Crisis of Identity…
I’ve never been one to be totally truthful. I veil the majority of what I do in a little bit of secrecy. Smoke and mirrors, man behind the curtain – all that crap.
Very few people know who I really am (I can count them all on one hand) and I prefer it that way. I’m guarded and I feel out-of-place in crowds. Heck, I feel out of place in small groups of my friends.
So, over the years, I’ve built this online persona to keep myself comfortable in the business, art and professional world. I suspect a lot of you have. Mine is “Independent Studios.” I portray a corporate place. A studio where people work. I’ve done a lot of work (most of it for very little money,) and I’ve done it under a thin anonymity.
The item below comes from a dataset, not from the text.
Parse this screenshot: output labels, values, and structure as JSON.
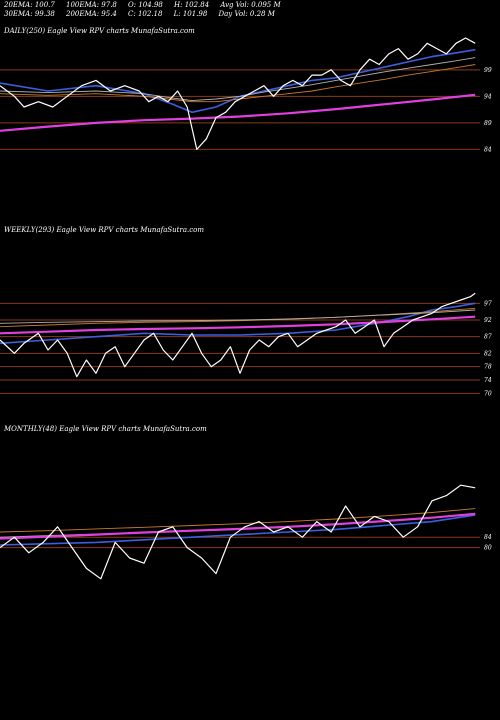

And honestly, it’s attracted a clientele and work load that I’m not precisely comfortable with.
I’ve done a good job of keeping my client base small, working with a bunch of really nice people and decent organizations – but I’ve done it at the cost of doing what I really love to do – which is draw and dream and be weird and be funny and kind of out there.
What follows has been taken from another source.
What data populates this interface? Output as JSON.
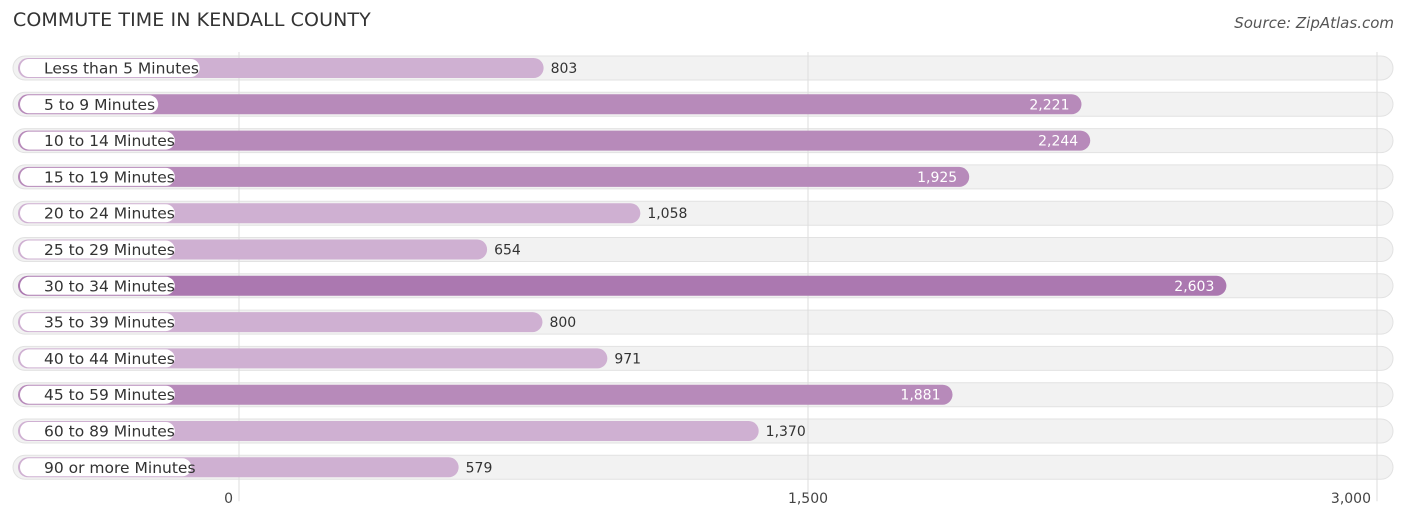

If any of my clients read this – I’m NOT TALKING ABOUT YOU. I LOVE YOU.
I like what I do, but at my advanced age (38) I’ve come to the realization that I’m ready to move more towards doing what I love. I’ll keep doing the graphics thing in the corporate world – but I’ll be doing it to support my other habits. Rapidographs, paper, gouache, pencils, paintbrushes.
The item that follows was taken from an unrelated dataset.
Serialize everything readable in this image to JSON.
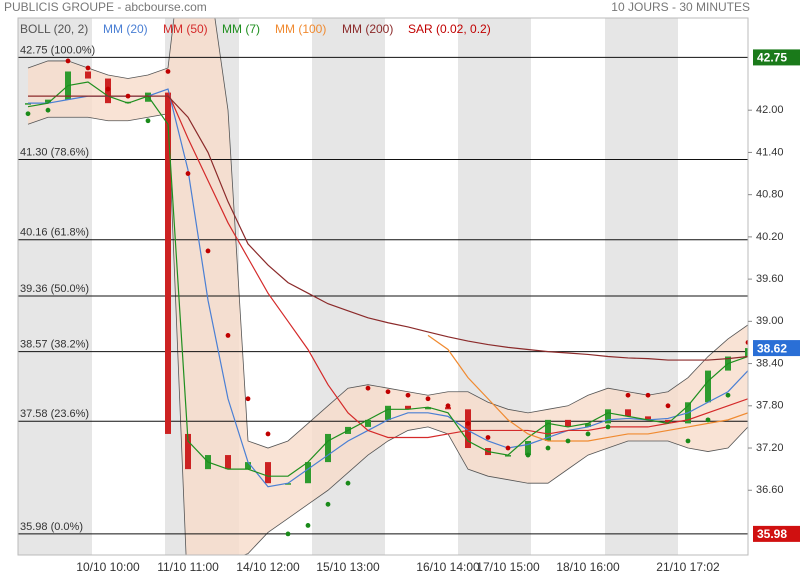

When you put out a corporate face, or you put out a portfolio of things that you’re not really all that fond of doing, that’s precisely what you’re going to get for future work.
Don’t get me wrong – designing another logo is not the worst thing in the world. Designing another brochure isn’t going to kill me. There are certainly a LOT worse things to do with 9 hours of my waking day – but there are also better things to do.
So: Show what you love and what you want to do. If you want to do logos, show logos. If you want to doodle and make art out of lists you find in shopping carts (yes, that’s one of my current projects,) SHOW IT. Don’t just show what you know will make money.
If you’re in the freelance game to make money, you’re in for a long haul. If you do what you love, show what you love, you’ll attract what you love. You can pay the bills, you can find clients, but you’ll also start building towards your ultimate goal of doing strictly what it is you decide is your “art.” And that makes all the difference in the world.
When you’re broke and worried about the power bill, at least you’ll have the satisfaction of knowing that you did it on your terms, doing what you want to do.
So – what do you want to attract? What sort of work do you want to do? What are you passionate about?
Start showing that off.
All this also brings up few interesting questions:
- How honest do you want to be? Are you secure enough in yourself to clue people into the fact that you are just you and this is what you do?
- How available personally do you want to be? I don’t mean how often are you on i.m. – I mean how much of YOU are you willing to let out there?
- What do you want to do with your time?
- What do you want to do with your art?
- Are you ready to suffer the slings and arrows that might be tossed at you because folks don’t understand or dig what it is that you do?
- Are you confident that you’re good enough? (Personally, I don’t think this is an issue. You’re good enough to be you and you’re good enough to do what YOU do – not necessarily what I do, what the dude with the killer website does, what the artist next door does – but what YOU do.)
- What do YOU want to do? What excites you? Don’t you think that if you pursue those, you’ll be happier and that excitement will rub off on your work and eventually on your pocketbook?
- Do you want to wear a suit and tie to meetings?
- Do you want to be yourself and less of a business?
I’m certainly not saying that you don’t need to be professional. I’m not saying that there’s not value, both artistically and personally, in doing less-than-esoteric work. What I’m saying is doing what you do will always bring greater satisfaction than doing what people expect, what is safe or what is a known quantity.
To that end, I’ve decided that I’m going to be more myself. I’m going to pursue more of what I want. Independent Studios and AllAboutFreelance will continue, but they’ll be changed markedly. I want to do more of the things I feel I’ve been placed on Earth to do. Some days, it will be logos, other days it will be endlessly weird stuff with bits of paper and string and glue and Xacto knives.
So – it’s been real. Nice to have known you all.